Acabei de ler o ótimo texto de André Silva na Revista TrendR, chamado Democracia de Código Aberto. Seu apelo é que deveríamos abrir novamente o Código da Democracia, pois hoje seu código encontra-se fechado e blindado pelas instituições, “de modo que nós, pessoas comuns, dificilmente conseguimos consultar, modificar, reutilizar, replicar sua solução”.

Embora comungue e celebre com muitos outros essa ideia que vem sendo difundida, é preciso tecer algumas considerações que julgo de suma importância. Em geral, toda crítica à democracia assenta-se em sua apropriação indevida pelas instituições do Estado. É um discurso interessante, mas que encerra somente meia-verdade sobre essa questão. É um discurso que se fixa na institucionalização para explicar a atual falta de representatividade vivida pela maioria das pessoas. Porém, se pararmos aí, corremos o risco de cair em um discurso moralista que vê o Estado intrinsecamente mau, sendo gerido e afetando a vida de todos para o benefício de uma casta executiva que aparelha legislativo e judiciário para seu enriquecimento ilícito e manutenção do poder. Em uma crítica um pouco mais profunda, podemos perceber que não é bem assim. Essa crítica não está, como podemos suspeitar, no berço da democracia na Grécia Antiga. Para que ela nos sirva para entendermos melhor como a Democracia se deixou ‘oficializar’ como um bem do Estado e não das pessoas precisamos analisar o que se tornou a democracia na formação dos Estados Nacionais, onde há uma nova configuração de hardware pela qual a Democracia voltou a ‘rodar’ desde seu nascimento. Ou seja, como ficou claro, a meu ver, é muito mais uma questão de hardware do que de software.

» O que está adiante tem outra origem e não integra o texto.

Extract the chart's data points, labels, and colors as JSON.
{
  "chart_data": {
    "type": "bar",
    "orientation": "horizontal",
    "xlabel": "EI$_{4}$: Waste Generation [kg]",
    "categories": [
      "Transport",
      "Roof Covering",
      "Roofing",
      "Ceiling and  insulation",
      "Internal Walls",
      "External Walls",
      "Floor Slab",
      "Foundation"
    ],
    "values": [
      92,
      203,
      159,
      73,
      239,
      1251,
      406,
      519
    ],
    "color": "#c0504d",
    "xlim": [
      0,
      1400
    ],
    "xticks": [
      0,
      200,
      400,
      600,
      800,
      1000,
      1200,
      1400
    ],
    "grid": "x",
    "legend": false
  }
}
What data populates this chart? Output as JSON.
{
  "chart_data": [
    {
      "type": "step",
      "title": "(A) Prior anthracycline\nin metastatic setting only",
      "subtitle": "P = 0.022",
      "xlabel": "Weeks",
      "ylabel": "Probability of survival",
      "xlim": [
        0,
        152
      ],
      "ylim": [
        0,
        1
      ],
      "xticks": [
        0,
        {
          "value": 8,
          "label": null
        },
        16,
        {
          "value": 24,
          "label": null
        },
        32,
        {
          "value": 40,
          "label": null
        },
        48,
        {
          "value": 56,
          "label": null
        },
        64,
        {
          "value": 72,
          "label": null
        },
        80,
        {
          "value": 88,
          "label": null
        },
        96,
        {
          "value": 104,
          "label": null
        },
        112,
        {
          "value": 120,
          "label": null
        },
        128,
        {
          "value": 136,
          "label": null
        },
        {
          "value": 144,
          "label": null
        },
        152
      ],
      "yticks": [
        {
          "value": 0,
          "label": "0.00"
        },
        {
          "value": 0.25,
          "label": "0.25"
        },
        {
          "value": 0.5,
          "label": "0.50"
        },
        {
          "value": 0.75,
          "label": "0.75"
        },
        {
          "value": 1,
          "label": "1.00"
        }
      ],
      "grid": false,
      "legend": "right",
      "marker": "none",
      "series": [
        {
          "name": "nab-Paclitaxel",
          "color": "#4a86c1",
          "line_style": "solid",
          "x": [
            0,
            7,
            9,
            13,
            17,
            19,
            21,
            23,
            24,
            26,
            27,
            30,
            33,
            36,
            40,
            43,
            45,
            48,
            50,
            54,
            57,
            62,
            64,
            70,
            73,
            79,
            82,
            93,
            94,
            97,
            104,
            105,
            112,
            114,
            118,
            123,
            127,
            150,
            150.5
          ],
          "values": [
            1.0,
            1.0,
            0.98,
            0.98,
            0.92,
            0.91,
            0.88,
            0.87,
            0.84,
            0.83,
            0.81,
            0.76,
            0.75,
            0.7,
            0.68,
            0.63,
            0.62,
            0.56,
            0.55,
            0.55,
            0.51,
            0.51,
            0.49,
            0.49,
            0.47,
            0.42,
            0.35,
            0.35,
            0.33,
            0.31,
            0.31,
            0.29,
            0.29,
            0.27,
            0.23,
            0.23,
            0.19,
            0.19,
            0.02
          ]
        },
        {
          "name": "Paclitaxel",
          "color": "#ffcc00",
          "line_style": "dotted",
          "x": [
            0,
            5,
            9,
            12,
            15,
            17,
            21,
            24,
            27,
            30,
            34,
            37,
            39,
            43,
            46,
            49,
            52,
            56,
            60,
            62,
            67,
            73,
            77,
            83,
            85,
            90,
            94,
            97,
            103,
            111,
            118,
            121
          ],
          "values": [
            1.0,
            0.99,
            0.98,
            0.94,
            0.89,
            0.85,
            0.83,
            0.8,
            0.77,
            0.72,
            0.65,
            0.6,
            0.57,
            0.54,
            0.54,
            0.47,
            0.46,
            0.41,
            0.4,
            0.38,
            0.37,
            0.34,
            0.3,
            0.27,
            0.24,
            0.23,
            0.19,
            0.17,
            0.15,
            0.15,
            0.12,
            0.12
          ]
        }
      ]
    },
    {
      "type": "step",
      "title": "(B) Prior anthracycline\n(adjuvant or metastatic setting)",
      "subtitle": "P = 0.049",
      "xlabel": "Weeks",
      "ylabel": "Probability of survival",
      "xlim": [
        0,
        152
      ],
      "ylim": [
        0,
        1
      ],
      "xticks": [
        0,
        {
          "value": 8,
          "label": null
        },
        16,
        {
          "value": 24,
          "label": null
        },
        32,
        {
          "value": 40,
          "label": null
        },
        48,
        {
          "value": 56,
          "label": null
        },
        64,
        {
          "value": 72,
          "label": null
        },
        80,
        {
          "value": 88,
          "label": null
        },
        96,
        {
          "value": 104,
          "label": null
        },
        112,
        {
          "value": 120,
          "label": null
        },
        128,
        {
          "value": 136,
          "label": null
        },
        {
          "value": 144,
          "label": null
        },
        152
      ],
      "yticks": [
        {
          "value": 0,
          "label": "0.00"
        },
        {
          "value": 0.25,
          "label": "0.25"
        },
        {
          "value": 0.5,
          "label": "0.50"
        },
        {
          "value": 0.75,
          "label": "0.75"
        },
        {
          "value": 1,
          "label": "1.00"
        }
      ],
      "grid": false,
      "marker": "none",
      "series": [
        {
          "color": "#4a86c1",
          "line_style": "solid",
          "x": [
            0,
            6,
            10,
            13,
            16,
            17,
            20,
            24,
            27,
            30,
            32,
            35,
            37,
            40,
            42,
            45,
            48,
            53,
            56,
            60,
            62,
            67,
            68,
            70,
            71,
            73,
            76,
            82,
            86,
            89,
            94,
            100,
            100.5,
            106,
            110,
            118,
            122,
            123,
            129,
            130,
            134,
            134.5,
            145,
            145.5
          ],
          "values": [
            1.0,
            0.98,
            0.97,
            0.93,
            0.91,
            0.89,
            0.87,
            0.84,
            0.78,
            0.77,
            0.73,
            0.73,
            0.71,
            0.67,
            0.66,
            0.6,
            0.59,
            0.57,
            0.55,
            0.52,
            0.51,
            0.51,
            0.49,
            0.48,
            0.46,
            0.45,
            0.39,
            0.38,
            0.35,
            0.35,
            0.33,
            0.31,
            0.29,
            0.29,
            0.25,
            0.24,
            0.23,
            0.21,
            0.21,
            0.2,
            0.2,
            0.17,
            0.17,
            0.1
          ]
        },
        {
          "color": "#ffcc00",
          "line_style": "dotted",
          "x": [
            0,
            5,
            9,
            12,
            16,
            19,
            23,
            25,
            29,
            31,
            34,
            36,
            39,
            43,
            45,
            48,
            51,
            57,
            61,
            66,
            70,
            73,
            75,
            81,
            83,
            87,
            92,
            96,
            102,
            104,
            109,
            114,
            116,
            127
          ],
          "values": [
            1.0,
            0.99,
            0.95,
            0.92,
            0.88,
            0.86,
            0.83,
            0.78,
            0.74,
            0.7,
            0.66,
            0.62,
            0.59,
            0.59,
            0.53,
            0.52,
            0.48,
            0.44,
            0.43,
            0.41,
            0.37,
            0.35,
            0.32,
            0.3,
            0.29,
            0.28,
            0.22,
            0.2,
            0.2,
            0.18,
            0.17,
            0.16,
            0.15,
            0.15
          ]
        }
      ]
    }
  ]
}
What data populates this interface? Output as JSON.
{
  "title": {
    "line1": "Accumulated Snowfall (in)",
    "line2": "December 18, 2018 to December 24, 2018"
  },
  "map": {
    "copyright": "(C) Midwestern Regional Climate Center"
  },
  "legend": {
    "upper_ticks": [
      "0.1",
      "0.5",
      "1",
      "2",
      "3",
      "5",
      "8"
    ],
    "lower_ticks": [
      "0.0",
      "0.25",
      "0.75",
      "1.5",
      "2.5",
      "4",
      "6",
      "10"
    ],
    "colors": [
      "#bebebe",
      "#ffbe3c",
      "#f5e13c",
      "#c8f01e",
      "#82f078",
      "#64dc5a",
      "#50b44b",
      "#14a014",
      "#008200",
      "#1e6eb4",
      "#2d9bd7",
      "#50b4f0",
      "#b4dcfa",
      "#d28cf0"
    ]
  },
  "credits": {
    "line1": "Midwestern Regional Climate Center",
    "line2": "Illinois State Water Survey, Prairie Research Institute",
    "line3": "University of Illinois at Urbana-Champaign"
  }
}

É muito sedutor pensar que, independente do hardware, podemos tornar o sistema operacional um código aberto e promover um ambiente colaborativo e participativo para modificações, apropriações e ajustes tais que atendam às necessidades específicas de cada usuário ou grupo de usuários. Poucos pensam, porém, acerca da estrutura pela qual esses sistemas rodam, o quanto ela limita sua aplicação, desenvolvimento, modificação e, principalmente, sua ampliação para além do que a estrutura permite.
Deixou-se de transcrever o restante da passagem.